因为第一轮还没有需要回放的 assistant thinking history。第二轮开始，Hermes 会把上一轮 assistant message 转成历史消息；如果 thinking blocks 被剥掉，DeepSeek 就会拒绝。

`content[].thinking must be passed back` 是什么意思？

在 reasoning mode 下，DeepSeek 要求上一轮生成的 thinking block 在后续请求中回传，以保持推理上下文连续。

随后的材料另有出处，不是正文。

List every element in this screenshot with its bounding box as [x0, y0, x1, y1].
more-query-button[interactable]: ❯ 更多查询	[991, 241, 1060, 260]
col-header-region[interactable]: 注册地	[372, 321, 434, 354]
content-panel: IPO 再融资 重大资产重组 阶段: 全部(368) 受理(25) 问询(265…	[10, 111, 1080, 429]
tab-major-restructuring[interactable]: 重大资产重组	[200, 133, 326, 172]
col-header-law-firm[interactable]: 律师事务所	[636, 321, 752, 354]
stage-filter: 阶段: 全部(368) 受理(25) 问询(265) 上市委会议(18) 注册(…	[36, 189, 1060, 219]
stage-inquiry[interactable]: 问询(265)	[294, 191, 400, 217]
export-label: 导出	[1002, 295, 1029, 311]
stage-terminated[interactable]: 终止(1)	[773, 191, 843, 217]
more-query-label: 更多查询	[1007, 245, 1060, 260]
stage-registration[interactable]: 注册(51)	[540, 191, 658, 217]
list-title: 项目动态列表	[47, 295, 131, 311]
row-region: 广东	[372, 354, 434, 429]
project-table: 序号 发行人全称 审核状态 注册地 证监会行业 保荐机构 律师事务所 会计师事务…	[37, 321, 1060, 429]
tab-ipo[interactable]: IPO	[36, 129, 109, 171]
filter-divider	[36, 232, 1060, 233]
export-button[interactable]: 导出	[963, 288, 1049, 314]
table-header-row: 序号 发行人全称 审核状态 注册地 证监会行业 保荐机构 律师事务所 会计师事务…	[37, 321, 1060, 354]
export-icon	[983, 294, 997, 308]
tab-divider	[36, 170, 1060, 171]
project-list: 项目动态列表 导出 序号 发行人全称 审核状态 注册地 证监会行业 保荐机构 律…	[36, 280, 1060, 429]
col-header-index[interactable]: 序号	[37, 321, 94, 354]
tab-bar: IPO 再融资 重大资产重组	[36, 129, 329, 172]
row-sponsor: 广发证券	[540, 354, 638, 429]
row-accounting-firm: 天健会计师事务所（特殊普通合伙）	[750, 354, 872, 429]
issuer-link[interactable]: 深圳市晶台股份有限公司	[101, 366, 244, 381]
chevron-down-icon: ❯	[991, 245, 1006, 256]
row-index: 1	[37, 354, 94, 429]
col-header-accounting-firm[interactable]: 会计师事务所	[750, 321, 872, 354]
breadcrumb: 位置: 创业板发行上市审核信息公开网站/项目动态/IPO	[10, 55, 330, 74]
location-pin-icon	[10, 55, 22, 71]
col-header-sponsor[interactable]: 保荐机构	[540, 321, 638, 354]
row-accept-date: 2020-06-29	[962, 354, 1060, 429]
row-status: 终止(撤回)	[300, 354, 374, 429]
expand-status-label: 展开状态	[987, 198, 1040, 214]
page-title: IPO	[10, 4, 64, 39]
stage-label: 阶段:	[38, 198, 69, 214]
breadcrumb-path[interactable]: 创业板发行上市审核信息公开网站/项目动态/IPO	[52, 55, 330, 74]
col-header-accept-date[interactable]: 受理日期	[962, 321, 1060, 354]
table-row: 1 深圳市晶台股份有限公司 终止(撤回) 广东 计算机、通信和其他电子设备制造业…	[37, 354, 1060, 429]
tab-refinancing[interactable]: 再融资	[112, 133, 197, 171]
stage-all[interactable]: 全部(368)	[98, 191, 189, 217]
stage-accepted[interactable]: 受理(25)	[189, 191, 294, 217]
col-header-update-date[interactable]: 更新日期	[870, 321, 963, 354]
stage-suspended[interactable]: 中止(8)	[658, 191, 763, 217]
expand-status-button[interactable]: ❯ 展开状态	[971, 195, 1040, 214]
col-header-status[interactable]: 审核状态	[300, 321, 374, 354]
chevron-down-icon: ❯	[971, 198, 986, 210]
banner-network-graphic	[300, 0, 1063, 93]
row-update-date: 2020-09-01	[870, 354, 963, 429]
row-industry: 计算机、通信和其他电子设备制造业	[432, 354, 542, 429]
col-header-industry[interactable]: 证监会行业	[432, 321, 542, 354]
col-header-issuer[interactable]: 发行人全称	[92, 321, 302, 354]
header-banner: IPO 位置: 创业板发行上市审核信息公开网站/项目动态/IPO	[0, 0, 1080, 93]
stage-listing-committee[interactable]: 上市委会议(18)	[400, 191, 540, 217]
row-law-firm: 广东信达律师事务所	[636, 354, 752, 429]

为什么 Hermes 原来要剥离 thinking blocks？

为了避免把 Anthropic 官方 signed thinking blocks 发给第三方 endpoint。第三方通常无法验证 Anthropic 签名。

正确修复是保留所有 thinking 吗？

不是。正确做法是 provider-aware：DeepSeek/Kimi 这类需要 replay 的 endpoint 保留 unsigned thinking，同时剥离不适合该 provider 的 signed thinking。

临时解决办法是什么？

可以关闭 reasoning mode，例如设置 reasoning_effort: ''。但长期建议升级到包含 DeepSeek endpoint detection 和 unsigned thinking preservation 的版本。

总结

#22313 的核心可以概括为：

Hermes 把 DeepSeek Anthropic-compatible endpoint 当成普通 third-party endpoint，剥掉了多轮 reasoning 必须回传的 thinking blocks，导致第二轮请求被 DeepSeek HTTP 400 拒绝。

修复方向是：

识别 api.deepseek.com/anthropic；
保留 DeepSeek-native unsigned thinking；
剥离第三方无法验证的 signed thinking；
让 reasoning_effort 下的 message history replay 符合 provider 要求。

对 Agent 工具来说，Anthropic-compatible 不只是 URL 和字段名兼容。真正稳定的多轮 reasoning，还需要兼容层理解每个 provider 对 thinking、signature、tool call 和历史消息的细节要求。